Eleven-year-old Eleanor and her family have moved to Baltimore so that her father can do work for the Allies against Germany during the Great War. Eleanor is thrust into a strange new city, and she is grateful when she meets and befriends the African American girl who cleans her apartment house. Maggie quickly becomes Eleanor’s closest confidant, and when Eleanor goes to school in the fall, she makes other good friends. Unfortunately, she also unwittingly makes some enemies as well.
Together, the friends do their best to navigate not just the perils of schoolyard bullies but also the frightening realities of the war, of news of family members never to return home again, of the deadly Spanish flu that’s sweeping the world, and of the injustices of the racial divides of 1918 Baltimore. They are bound by friendship and a sense of patriotism to do their part to help the world—whether the small one in their corner of Baltimore or the wider one that spans the globe—to become a place of justice and peace.
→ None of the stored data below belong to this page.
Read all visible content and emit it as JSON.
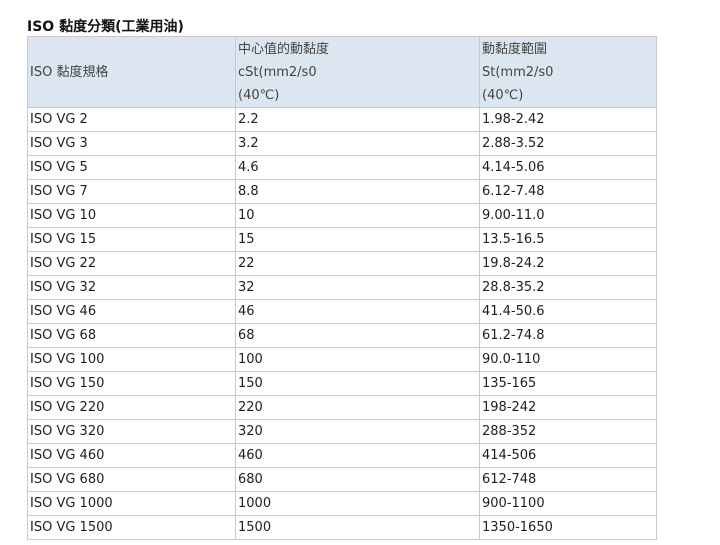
{
  "title": "ISO 黏度分類(工業用油)",
  "table": {
    "headers": {
      "col1": "ISO 黏度規格",
      "col2": [
        "中心值的動黏度",
        "cSt(mm2/s0",
        "(40℃)"
      ],
      "col3": [
        "動黏度範圍",
        "St(mm2/s0",
        "(40℃)"
      ]
    },
    "rows": [
      [
        "ISO VG 2",
        "2.2",
        "1.98-2.42"
      ],
      [
        "ISO VG 3",
        "3.2",
        "2.88-3.52"
      ],
      [
        "ISO VG 5",
        "4.6",
        "4.14-5.06"
      ],
      [
        "ISO VG 7",
        "8.8",
        "6.12-7.48"
      ],
      [
        "ISO VG 10",
        "10",
        "9.00-11.0"
      ],
      [
        "ISO VG 15",
        "15",
        "13.5-16.5"
      ],
      [
        "ISO VG 22",
        "22",
        "19.8-24.2"
      ],
      [
        "ISO VG 32",
        "32",
        "28.8-35.2"
      ],
      [
        "ISO VG 46",
        "46",
        "41.4-50.6"
      ],
      [
        "ISO VG 68",
        "68",
        "61.2-74.8"
      ],
      [
        "ISO VG 100",
        "100",
        "90.0-110"
      ],
      [
        "ISO VG 150",
        "150",
        "135-165"
      ],
      [
        "ISO VG 220",
        "220",
        "198-242"
      ],
      [
        "ISO VG 320",
        "320",
        "288-352"
      ],
      [
        "ISO VG 460",
        "460",
        "414-506"
      ],
      [
        "ISO VG 680",
        "680",
        "612-748"
      ],
      [
        "ISO VG 1000",
        "1000",
        "900-1100"
      ],
      [
        "ISO VG 1500",
        "1500",
        "1350-1650"
      ]
    ]
  }
}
Author Robert Black created this novel out of his grandmother’s memories of growing up in wartime Baltimore, and he paints a visually vibrant canvas of the period. The characters are authentic and sincere, and the story accurately portrays several important events surrounding the final months of World War I, including an erroneous French report of armistice that spread worldwide over the wire services, leading to a jubilant celebration that was immediately followed by a crushing realization of the truth. The novel also delves into the terror caused by the 1918 influenza pandemic, which ultimately killed more people than the war did. Readers will appreciate young Eleanor’s efforts to be worthy in every way of the sacrifices that so many are making for her—and of the liberty that we all hold so dear.